This weight loss thing is hard. Seriously. It is a constant battle between wanting to be slim/healthy and wanting to eat delicious food and be lazy by avoiding the gym.
It occurred to me that I have been carrying around my weight watchers weight loss records in my purse for over a year and haven’t even touched them. I keep them with me everywhere I go because I want the option to look at them and maybe actually follow some sort of weight loss plan. It hasn’t happened. I haven’t found my motivation. I feel like a broken record because every few months I say I am going to commit and lose some weight, but it never happens. Why? I really can’t say. I don’t have an excuse.

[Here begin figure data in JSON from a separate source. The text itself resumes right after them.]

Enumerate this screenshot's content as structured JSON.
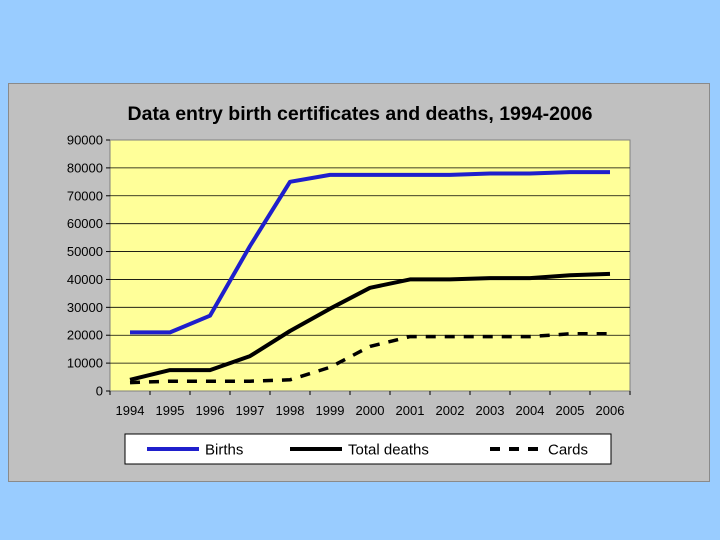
{
  "chart_data": {
    "type": "line",
    "title": "Data entry birth certificates and deaths, 1994-2006",
    "xlabel": "",
    "ylabel": "",
    "categories": [
      "1994",
      "1995",
      "1996",
      "1997",
      "1998",
      "1999",
      "2000",
      "2001",
      "2002",
      "2003",
      "2004",
      "2005",
      "2006"
    ],
    "ylim": [
      0,
      90000
    ],
    "yticks": [
      0,
      10000,
      20000,
      30000,
      40000,
      50000,
      60000,
      70000,
      80000,
      90000
    ],
    "grid": true,
    "legend_position": "bottom",
    "series": [
      {
        "name": "Births",
        "color": "#1f1fcc",
        "style": "solid",
        "values": [
          21000,
          21000,
          27000,
          52000,
          75000,
          77500,
          77500,
          77500,
          77500,
          78000,
          78000,
          78500,
          78500
        ]
      },
      {
        "name": "Total deaths",
        "color": "#000000",
        "style": "solid",
        "values": [
          4000,
          7500,
          7500,
          12500,
          21500,
          29500,
          37000,
          40000,
          40000,
          40500,
          40500,
          41500,
          42000
        ]
      },
      {
        "name": "Cards",
        "color": "#000000",
        "style": "dashed",
        "values": [
          3000,
          3500,
          3500,
          3500,
          4000,
          8500,
          16000,
          19500,
          19500,
          19500,
          19500,
          20500,
          20500
        ]
      }
    ]
  },
  "colors": {
    "page_background": "#99ccff",
    "chart_area": "#c0c0c0",
    "plot_area": "#ffff99"
  }
}
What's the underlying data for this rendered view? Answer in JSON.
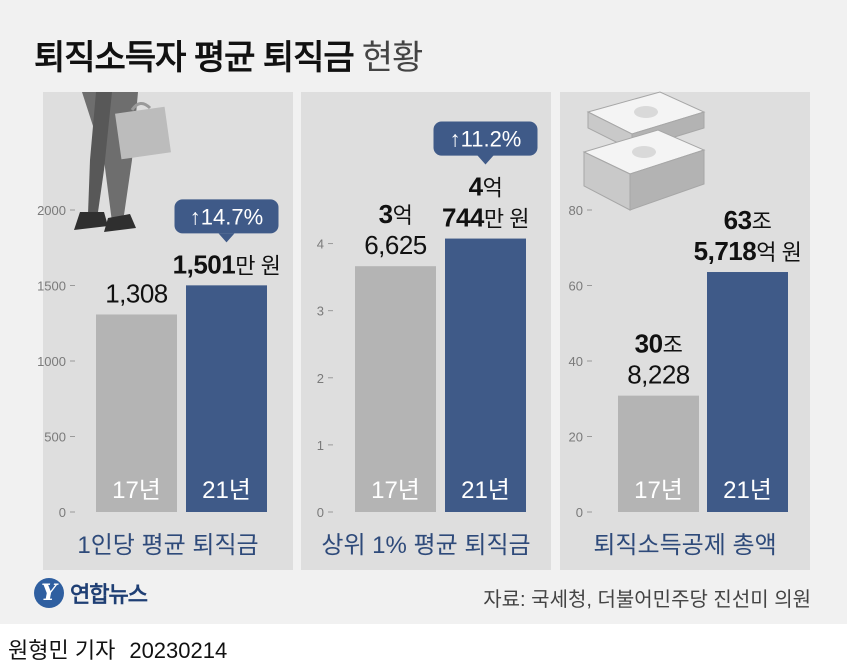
{
  "header": {
    "title": "퇴직소득자 평균 퇴직금",
    "subtitle": "현황"
  },
  "footer": {
    "logo_text": "연합뉴스",
    "source": "자료: 국세청, 더불어민주당 진선미 의원",
    "reporter": "원형민 기자",
    "date": "20230214"
  },
  "colors": {
    "bar_prev": "#b4b4b4",
    "bar_curr": "#3f5a88",
    "badge": "#3f5a88",
    "panel_bg": "#dedede",
    "title_blue": "#2e4a7a"
  },
  "icons": [
    "walking-person-briefcase-icon",
    "banknote-stack-icon"
  ],
  "chart_data": [
    {
      "type": "bar",
      "title": "1인당 평균 퇴직금",
      "categories": [
        "17년",
        "21년"
      ],
      "values": [
        1308,
        1501
      ],
      "value_labels": [
        [
          "1,308"
        ],
        [
          "1,501만 원"
        ]
      ],
      "change": "↑14.7%",
      "ylim": [
        0,
        2000
      ],
      "yticks": [
        0,
        500,
        1000,
        1500,
        2000
      ],
      "ytick_labels": [
        "0",
        "500",
        "1000",
        "1500",
        "2000"
      ],
      "grid": false
    },
    {
      "type": "bar",
      "title": "상위 1% 평균 퇴직금",
      "categories": [
        "17년",
        "21년"
      ],
      "values": [
        3.6625,
        4.0744
      ],
      "value_labels": [
        [
          "3억",
          "6,625"
        ],
        [
          "4억",
          "744만 원"
        ]
      ],
      "change": "↑11.2%",
      "ylim": [
        0,
        4.5
      ],
      "yticks": [
        0,
        1,
        2,
        3,
        4
      ],
      "ytick_labels": [
        "0",
        "1",
        "2",
        "3",
        "4"
      ],
      "grid": false
    },
    {
      "type": "bar",
      "title": "퇴직소득공제 총액",
      "categories": [
        "17년",
        "21년"
      ],
      "values": [
        30.8228,
        63.5718
      ],
      "value_labels": [
        [
          "30조",
          "8,228"
        ],
        [
          "63조",
          "5,718억 원"
        ]
      ],
      "change": "",
      "ylim": [
        0,
        80
      ],
      "yticks": [
        0,
        20,
        40,
        60,
        80
      ],
      "ytick_labels": [
        "0",
        "20",
        "40",
        "60",
        "80"
      ],
      "grid": false
    }
  ]
}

It really is a battle and struggle to stay on the right path. I’m not going to lie, I love to eat! I’m also not talking about eating salad and fruit. I love chicken fingers and fries and donuts and all those unhealthy treats. I wish that I craved vegetables, but it just isn’t the case. I need to learn how to say NO again. I did so well on my initial weight loss journey. It seemed 2010 was an odd year. Something snapped in my brain and I was on this crazy weight loss kick. I had willpower and motivation and it was wonderful. I would like it back please!!
My Mom and Dad started the Dukan Diet at the beginning of February and they are both doing really well. They’ve each lost about 20lbs and are still going. I think it’s wonderful that they are on their journey together, as support at home is essential. I know myself and I know that the Dukan Diet is too restrictive for me, as I could never give up certain foods indefinitely. I want a plan where I can eat most things, just in moderation. That is why, tomorrow, I am going back to weight watchers. Mom is going with me and we are going to support each other. She says that once she loses a good chunk of her weight with the Dukan Diet, she will most likely turn to the weight watchers plan afterward. After all, weight watchers is not a diet, it is a lifestyle change. It’s a way of changing the way you eat. For example, portion sizes and food journaling are essential.
So, yet again, I’ve made the commitment and I know that I can stick with it this time. I really have no other choice. It’s either go back to weight watchers or buy new clothes because all of mine are pretty tight.